研究課題
4週齢BALB/cヌードマウスの腎皮膜下に、胎齢15日のF344ラットから採取した胸腺を移植して、TGヌードマウスを作製した。胸腺移植後1ヶ月後から経時的にマウスを安楽死させ、血清を採取するとともに、臓器を組織標本とした。自己抗体の有無を凍結切片と血清を反応させ、蛍光抗体間接法で検討した。組織学的な検索では胸腺移植後40日目で涙腺とハーダー腺にリンパ球の浸潤を認めた。松果体は少し遅れてリンパ球の浸潤が見られた。胸腺移植後3ヶ月後に角膜に、4ヶ月後からぶどう膜と網膜にリンパ球の浸潤がみられるようになり、8ヶ月後の診断で涙腺、ハーダー腺と角膜は全例に炎症を認めた。松果体、ぶどう膜と網膜の炎症は約半数のマウスに認めた。自己抗体の検討では臓器に炎症があるマウスにおいては、その臓器と反応する自己抗体が検出できた。抗体価は炎症が激しくなるほど上昇した。涙腺とハーダー腺においては上皮細胞が反応した。角膜においては上皮細胞あるいは角膜固有層と反応する抗体が、網膜においては杆錐状体層と反応する抗体が確認できた。臓器炎と自己抗体の出現は相関しているので、自己抗体価の高いTGヌードマウスの脾臓からパニング法や抗体処理法によりCD4陽性細胞を採取した。このリンパ球をエフェクターとして5x106個を無処置のヌードマウスやscidマウスに静注し、1ヶ月後にレシピエントマウスの臓器に自己免疫病が発症しているかを検討した。その結果ドナーの臓器炎に対応したレシピエントの臓器炎が確認できた。次に正常マウスの脾臓にはTregが存在しているので、正常マウスの脾臓のCD4陽性細胞1x107個とエフェクター細胞を同時にヌードマウスに注射し経過を観察したが、病変の発症は阻止できなかった。そこでエフェクター細胞になる前にTregを作用させる方法を検索する予定である。
2: おおむね順調に進展している
異種の胸腺で教育されたT細胞が臓器特異的なぶどう膜網膜炎、シェーグレン病等の自己免疫病を高率に発症するが明らかとなった。この自己免疫病は外部からの抗原刺激なしで自然に発症することから、ヒトの病変のモデルとしても大変有用であると考える。
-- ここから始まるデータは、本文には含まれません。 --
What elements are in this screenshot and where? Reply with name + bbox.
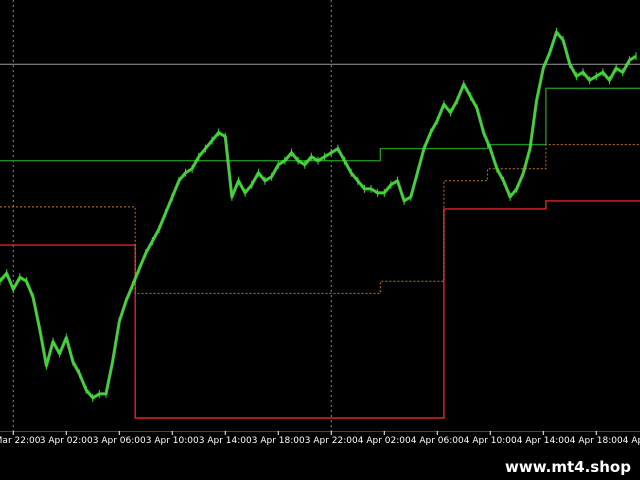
x-tick-label: 3 Apr 10:00 — [146, 436, 199, 446]
x-tick-label: 4 Apr 06:00 — [411, 436, 464, 446]
x-tick-label: 2 Mar 22:00 — [0, 436, 41, 446]
x-tick-label: 3 Apr 02:00 — [40, 436, 93, 446]
watermark-label: www.mt4.shop — [496, 454, 640, 480]
x-tick-label: 3 Apr 14:00 — [199, 436, 252, 446]
x-tick-label: 4 Apr 14:00 — [517, 436, 570, 446]
x-tick-label: 3 Apr 18:00 — [252, 436, 305, 446]
price-chart: 2 Mar 22:003 Apr 02:003 Apr 06:003 Apr 1… — [0, 0, 640, 480]
x-tick-label: 4 Apr 10:00 — [464, 436, 517, 446]
x-tick-label: 4 Apr 02:00 — [358, 436, 411, 446]
x-tick-label: 3 Apr 22:00 — [305, 436, 358, 446]
x-tick-label: 4 Apr 22:00 — [623, 436, 640, 446]
x-tick-label: 3 Apr 06:00 — [93, 436, 146, 446]
x-tick-label: 4 Apr 18:00 — [570, 436, 623, 446]
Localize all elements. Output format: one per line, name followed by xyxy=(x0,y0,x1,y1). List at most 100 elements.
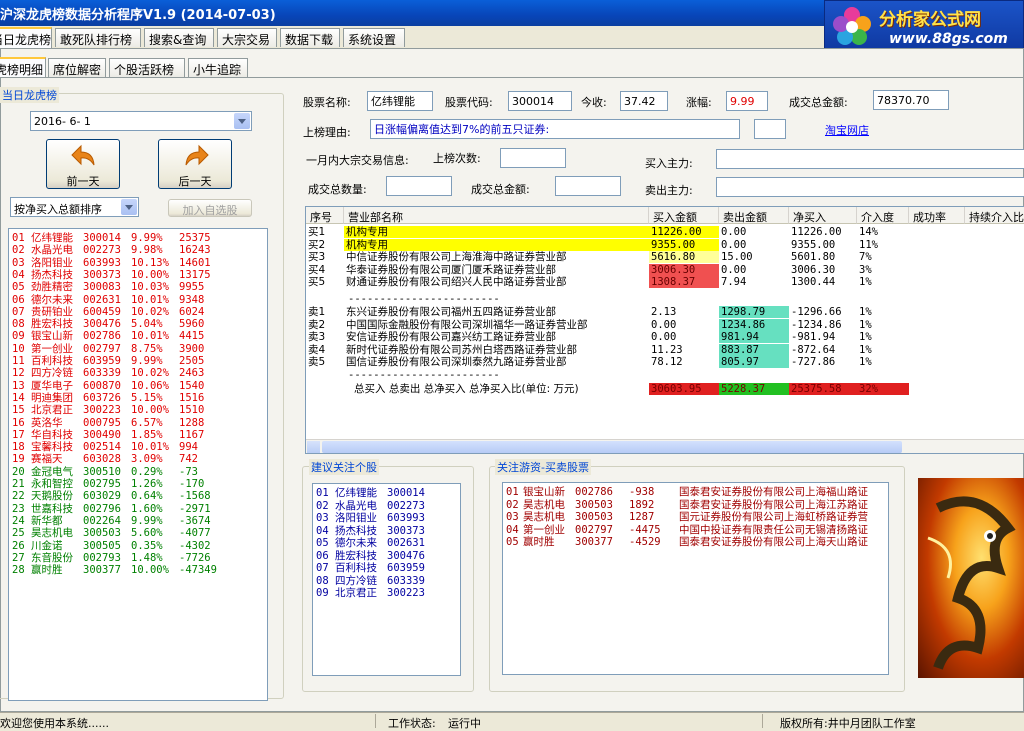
list-item[interactable]: 10 第一创业 002797 8.75% 3900 xyxy=(9,343,267,355)
hotmoney-list[interactable]: 01 银宝山新 002786 -938 国泰君安证券股份有限公司上海福山路证 02 昊志机电… xyxy=(502,482,889,675)
list-item[interactable]: 05 德尔未来 002631 xyxy=(313,537,460,549)
date-picker[interactable]: 2016- 6- 1 xyxy=(30,111,252,131)
col-header-continue[interactable]: 持续介入比 xyxy=(965,207,1024,224)
hot-code: 300377 xyxy=(575,536,613,548)
list-item[interactable]: 17 华自科技 300490 1.85% 1167 xyxy=(9,429,267,441)
tab-data-download[interactable]: 数据下载 xyxy=(280,28,340,47)
col-header-sell[interactable]: 卖出金额 xyxy=(719,207,789,224)
suggest-name: 胜宏科技 xyxy=(335,549,377,562)
list-item[interactable]: 06 德尔未来 002631 10.01% 9348 xyxy=(9,294,267,306)
chevron-down-icon[interactable] xyxy=(234,113,250,129)
change-field[interactable] xyxy=(726,91,768,111)
list-item[interactable]: 25 昊志机电 300503 5.60% -4077 xyxy=(9,527,267,539)
list-item[interactable]: 12 四方冷链 603339 10.02% 2463 xyxy=(9,367,267,379)
list-item[interactable]: 05 劲胜精密 300083 10.03% 9955 xyxy=(9,281,267,293)
list-item[interactable]: 26 川金诺 300505 0.35% -4302 xyxy=(9,540,267,552)
list-item[interactable]: 03 洛阳钼业 603993 xyxy=(313,512,460,524)
suggest-code: 603339 xyxy=(387,574,425,587)
list-item[interactable]: 22 天鹅股份 603029 0.64% -1568 xyxy=(9,490,267,502)
list-item[interactable]: 24 新华都 002264 9.99% -3674 xyxy=(9,515,267,527)
list-item[interactable]: 01 亿纬锂能 300014 9.99% 25375 xyxy=(9,232,267,244)
grid-cell-net: 11226.00 xyxy=(791,226,842,238)
list-item[interactable]: 01 银宝山新 002786 -938 国泰君安证券股份有限公司上海福山路证 xyxy=(503,486,888,498)
list-item[interactable]: 08 四方冷链 603339 xyxy=(313,575,460,587)
list-item[interactable]: 04 扬杰科技 300373 10.00% 13175 xyxy=(9,269,267,281)
list-item[interactable]: 11 百利科技 603959 9.99% 2505 xyxy=(9,355,267,367)
tab-bull-tracking[interactable]: 小牛追踪 xyxy=(188,58,248,77)
tab-dare-rank[interactable]: 敢死队排行榜 xyxy=(55,28,141,47)
list-times-field[interactable] xyxy=(500,148,566,168)
list-item[interactable]: 03 洛阳钼业 603993 10.13% 14601 xyxy=(9,257,267,269)
list-item[interactable]: 20 金冠电气 300510 0.29% -73 xyxy=(9,466,267,478)
add-favorite-button[interactable]: 加入自选股 xyxy=(168,199,252,217)
total-amount-field[interactable] xyxy=(873,90,949,110)
sell-main-field[interactable] xyxy=(716,177,1024,197)
list-item[interactable]: 02 水晶光电 002273 xyxy=(313,500,460,512)
sub-tab-divider xyxy=(0,77,1024,78)
stock-no: 28 xyxy=(12,564,25,577)
tab-search[interactable]: 搜索&查询 xyxy=(144,28,214,47)
tab-daily-lhb[interactable]: 当日龙虎榜 xyxy=(0,27,52,48)
horizontal-scrollbar[interactable] xyxy=(306,439,1024,453)
scroll-left-icon[interactable] xyxy=(307,441,320,453)
tab-lhb-detail[interactable]: 龙虎榜明细 xyxy=(0,57,46,78)
buy-main-field[interactable] xyxy=(716,149,1024,169)
suggest-no: 08 xyxy=(316,574,329,587)
stock-no: 11 xyxy=(12,355,25,367)
col-header-net[interactable]: 净买入 xyxy=(789,207,857,224)
list-item[interactable]: 14 明迪集团 603726 5.15% 1516 xyxy=(9,392,267,404)
list-item[interactable]: 05 赢时胜 300377 -4529 国泰君安证券股份有限公司上海天山路证 xyxy=(503,536,888,548)
volume-field[interactable] xyxy=(386,176,452,196)
sort-select[interactable]: 按净买入总额排序 xyxy=(10,197,139,217)
scroll-thumb[interactable] xyxy=(322,441,902,453)
list-item[interactable]: 07 贵研铂业 600459 10.02% 6024 xyxy=(9,306,267,318)
list-item[interactable]: 18 宝馨科技 002514 10.01% 994 xyxy=(9,441,267,453)
grid-cell-sell: 0.00 xyxy=(721,238,747,251)
deal-amount-field[interactable] xyxy=(555,176,621,196)
col-header-no[interactable]: 序号 xyxy=(306,207,344,224)
list-item[interactable]: 03 昊志机电 300503 1287 国元证券股份有限公司上海虹桥路证券营 xyxy=(503,511,888,523)
list-item[interactable]: 23 世嘉科技 002796 1.60% -2971 xyxy=(9,503,267,515)
stock-net: -47349 xyxy=(179,564,217,577)
col-header-dept[interactable]: 营业部名称 xyxy=(344,207,649,224)
list-item[interactable]: 01 亿纬锂能 300014 xyxy=(313,487,460,499)
chevron-down-icon[interactable] xyxy=(121,199,137,215)
col-header-success[interactable]: 成功率 xyxy=(909,207,965,224)
stock-code: 603726 xyxy=(83,391,121,404)
stock-pct: 3.09% xyxy=(131,453,163,466)
stock-name-field[interactable] xyxy=(367,91,433,111)
seat-detail-grid[interactable]: 序号 营业部名称 买入金额 卖出金额 净买入 介入度 成功率 持续介入比 买1 机… xyxy=(305,206,1024,454)
stock-rank-list[interactable]: 01 亿纬锂能 300014 9.99% 25375 02 水晶光电 002273 9.98% 1… xyxy=(8,228,268,701)
list-item[interactable]: 04 第一创业 002797 -4475 中国中投证券有限责任公司无锡清扬路证 xyxy=(503,524,888,536)
list-item[interactable]: 07 百利科技 603959 xyxy=(313,562,460,574)
list-item[interactable]: 02 水晶光电 002273 9.98% 16243 xyxy=(9,244,267,256)
tab-seat-decode[interactable]: 席位解密 xyxy=(48,58,106,77)
list-item[interactable]: 21 永和智控 002795 1.26% -170 xyxy=(9,478,267,490)
tab-active-stocks[interactable]: 个股活跃榜 xyxy=(109,58,185,77)
list-item[interactable]: 27 东音股份 002793 1.48% -7726 xyxy=(9,552,267,564)
list-item[interactable]: 08 胜宏科技 300476 5.04% 5960 xyxy=(9,318,267,330)
stock-code-field[interactable] xyxy=(508,91,572,111)
list-item[interactable]: 19 赛福天 603028 3.09% 742 xyxy=(9,453,267,465)
suggest-list[interactable]: 01 亿纬锂能 300014 02 水晶光电 002273 03 洛阳钼业 603993 04 扬杰… xyxy=(312,483,461,676)
next-day-button[interactable]: 后一天 xyxy=(158,139,232,189)
list-item[interactable]: 13 厦华电子 600870 10.06% 1540 xyxy=(9,380,267,392)
close-price-field[interactable] xyxy=(620,91,668,111)
reason-extra-field[interactable] xyxy=(754,119,786,139)
list-item[interactable]: 04 扬杰科技 300373 xyxy=(313,525,460,537)
list-item[interactable]: 16 英洛华 000795 6.57% 1288 xyxy=(9,417,267,429)
taobao-shop-link[interactable]: 淘宝网店 xyxy=(825,122,869,138)
list-item[interactable]: 09 北京君正 300223 xyxy=(313,587,460,599)
list-item[interactable]: 15 北京君正 300223 10.00% 1510 xyxy=(9,404,267,416)
list-item[interactable]: 06 胜宏科技 300476 xyxy=(313,550,460,562)
col-header-buy[interactable]: 买入金额 xyxy=(649,207,719,224)
col-header-involve[interactable]: 介入度 xyxy=(857,207,909,224)
stock-name: 赛福天 xyxy=(31,453,63,466)
tab-block-trade[interactable]: 大宗交易 xyxy=(217,28,277,47)
tab-system-settings[interactable]: 系统设置 xyxy=(343,28,405,47)
prev-day-button[interactable]: 前一天 xyxy=(46,139,120,189)
list-item[interactable]: 09 银宝山新 002786 10.01% 4415 xyxy=(9,330,267,342)
list-item[interactable]: 28 赢时胜 300377 10.00% -47349 xyxy=(9,564,267,576)
list-item[interactable]: 02 昊志机电 300503 1892 国泰君安证券股份有限公司上海江苏路证 xyxy=(503,499,888,511)
reason-field[interactable] xyxy=(370,119,740,139)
TGヌードマウスに発症する自己免疫病を阻止する方法として、エフェクター細胞が確定する前、すなわち自己免疫病が発症する前にTregを静注してみることを試みる。同処理したTGヌードマウスは経時的に採血して自己抗体の出現をチェックする。臓器抗原に対する免疫系の寛容は、胸腺における臓器抗原特異的に働くエフェクター細胞の削除やこの抗原特異的なTregの産生に依存している。これらは胸腺髄質におけるaire遺伝子の発現が重要である。そこでTGヌードマウスの移植胸腺におけるaire遺伝子の発現様式を免疫組織化学法で検討し、Tregの存在をFACSで解析する。TGヌードマウスには自己免疫病が発症することから、移植ラット胸腺内では自己免疫病が発症する臓器抗原の発現が極めて微量であるかないことが推測される。そこでTGヌードマウスにおいて自己免疫病が発症する前、あるいは自己免疫病が発症してから移植してあるラット胸腺内に自己免疫病発症臓器と同じ臓器片を移植してみる。移植臓器片は後期胎児が新生児マウスから採取したものを使用する。これらのTGヌードマウスは経時的に採血し、ラット胸腺内の移植片に対応する臓器に対する自己抗体の消長を蛍光抗体間接法により検討する。